As is well known to breeders, the F2 population derived from a single-cross is the main origin of second-cycle line selection in maize. Therefore, the purpose of using the o16 line QCL3024 and the wx line QCL5019 to make a single-cross F2 population was to breed second-cycle lines that combined the two target genes, o16 and wx. This is a forward breeding MAS scheme (Sorrells 2007; Gupta et al. 2010). In this strategy, forward selection is performed for marker loci linked to major and consistent quantitative trait loci, and background selection is rarely performed (Holland 2004). In our tests, background selection was not conducted to reducing the MAS cost. This strategy is quick for pyramiding target genes. In our experiment, double recessive F3 seeds could be obtained in the third season, while double recessive BC2F3 seeds could be obtained only in the fifth season. On the other hand, the selected homozygotes at both the o16 and wx loci under the single-cross scheme have complex genetic backgrounds (Table 5). Thus, the selected inbred lines necessitate combining ability analysis before their application in breeding programs. In contrast, the selected lines under the backcross scheme, known as a marker-assisted backcrossing (MABC) strategy (Gupta et al. 2010; Xu et al. 2012), have a similar genetic background to the recurrent parent. In our results, the nine individual plants in the backcross BC2F2 population had 91–96 % recurrent parent genome content (Table 2), which is in accordance with the results reported by Babu et al. (2005). In addition, the three BC2F5 lines selected by MABC had 92–94 % recipient genome content. Accordingly, these three lines could be directly used in breeding programs because QCL5008 has good combining ability.

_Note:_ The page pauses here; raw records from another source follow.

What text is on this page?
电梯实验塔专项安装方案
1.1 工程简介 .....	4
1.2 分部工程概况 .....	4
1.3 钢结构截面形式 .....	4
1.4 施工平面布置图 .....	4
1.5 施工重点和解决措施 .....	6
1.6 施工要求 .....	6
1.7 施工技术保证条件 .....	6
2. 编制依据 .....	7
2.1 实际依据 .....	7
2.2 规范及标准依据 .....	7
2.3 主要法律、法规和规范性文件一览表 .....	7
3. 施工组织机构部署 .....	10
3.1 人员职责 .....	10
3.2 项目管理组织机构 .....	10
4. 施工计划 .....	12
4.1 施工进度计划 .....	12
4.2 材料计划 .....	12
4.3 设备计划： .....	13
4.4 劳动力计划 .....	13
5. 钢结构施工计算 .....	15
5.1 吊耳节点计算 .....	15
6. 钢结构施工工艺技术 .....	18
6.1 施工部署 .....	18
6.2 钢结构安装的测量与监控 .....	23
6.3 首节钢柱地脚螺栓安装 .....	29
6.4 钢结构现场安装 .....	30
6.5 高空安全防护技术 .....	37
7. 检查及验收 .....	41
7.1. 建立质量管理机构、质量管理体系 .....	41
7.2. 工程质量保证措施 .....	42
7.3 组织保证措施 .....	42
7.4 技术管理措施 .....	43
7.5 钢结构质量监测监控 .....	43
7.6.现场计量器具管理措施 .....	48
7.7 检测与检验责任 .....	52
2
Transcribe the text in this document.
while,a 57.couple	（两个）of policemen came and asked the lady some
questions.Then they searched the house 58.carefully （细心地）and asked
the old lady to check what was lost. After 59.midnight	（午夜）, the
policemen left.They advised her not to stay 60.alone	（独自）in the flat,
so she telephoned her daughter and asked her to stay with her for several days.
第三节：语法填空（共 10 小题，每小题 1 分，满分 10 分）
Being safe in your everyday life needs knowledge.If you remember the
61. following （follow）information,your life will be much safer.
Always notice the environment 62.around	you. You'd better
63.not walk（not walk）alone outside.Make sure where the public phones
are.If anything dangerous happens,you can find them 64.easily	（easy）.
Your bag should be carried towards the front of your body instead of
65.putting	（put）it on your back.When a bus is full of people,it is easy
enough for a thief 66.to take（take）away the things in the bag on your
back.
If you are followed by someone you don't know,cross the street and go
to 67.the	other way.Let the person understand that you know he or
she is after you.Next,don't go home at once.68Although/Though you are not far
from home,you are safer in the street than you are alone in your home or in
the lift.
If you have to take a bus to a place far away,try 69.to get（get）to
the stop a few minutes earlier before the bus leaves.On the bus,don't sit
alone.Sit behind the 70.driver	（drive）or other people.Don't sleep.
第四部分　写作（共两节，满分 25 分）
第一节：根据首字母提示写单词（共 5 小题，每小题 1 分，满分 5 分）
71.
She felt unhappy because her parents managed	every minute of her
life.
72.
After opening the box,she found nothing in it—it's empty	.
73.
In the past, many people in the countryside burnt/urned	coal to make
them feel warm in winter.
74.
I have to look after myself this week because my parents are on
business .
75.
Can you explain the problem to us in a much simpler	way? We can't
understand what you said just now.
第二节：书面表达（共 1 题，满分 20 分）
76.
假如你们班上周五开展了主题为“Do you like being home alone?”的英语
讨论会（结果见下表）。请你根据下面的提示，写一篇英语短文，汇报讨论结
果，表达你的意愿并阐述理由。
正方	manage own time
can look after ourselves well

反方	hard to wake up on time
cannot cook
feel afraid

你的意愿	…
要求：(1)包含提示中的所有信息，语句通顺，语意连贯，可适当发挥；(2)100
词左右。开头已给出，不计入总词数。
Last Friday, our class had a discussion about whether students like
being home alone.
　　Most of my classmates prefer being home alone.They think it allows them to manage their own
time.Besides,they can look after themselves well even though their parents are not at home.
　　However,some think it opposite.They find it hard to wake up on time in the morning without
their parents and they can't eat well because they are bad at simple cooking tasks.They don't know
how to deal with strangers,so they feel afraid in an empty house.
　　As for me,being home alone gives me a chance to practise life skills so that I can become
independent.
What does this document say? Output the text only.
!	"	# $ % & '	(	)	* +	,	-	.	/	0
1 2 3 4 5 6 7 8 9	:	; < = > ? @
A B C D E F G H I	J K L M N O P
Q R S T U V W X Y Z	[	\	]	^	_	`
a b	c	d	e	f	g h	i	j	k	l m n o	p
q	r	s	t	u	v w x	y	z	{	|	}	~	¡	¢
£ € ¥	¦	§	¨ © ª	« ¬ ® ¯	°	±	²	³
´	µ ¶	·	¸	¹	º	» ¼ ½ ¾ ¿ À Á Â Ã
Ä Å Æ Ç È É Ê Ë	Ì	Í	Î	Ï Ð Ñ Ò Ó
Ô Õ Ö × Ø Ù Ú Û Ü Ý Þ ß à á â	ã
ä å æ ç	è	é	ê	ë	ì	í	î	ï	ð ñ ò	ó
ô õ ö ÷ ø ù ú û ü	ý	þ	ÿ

However, when pyramid lines, either from a cross or a backcross scheme, are used to improve other maize materials, the number of generations needed can be greatly reduced compared with improving the materials gene-by-gene. Furthermore, along with the high-quality reference genome sequences that are available, whole-genome genotyping can be done through resequencing or high-density chips containing informative single nucleotide polymorphisms for all genes. It is possible to carry out MAS for many traits, especially complex traits (Xu et al. 2012). Thus, it can be expected that pyramid lines with many desirable traits will be incorporated into breeding programs in the future.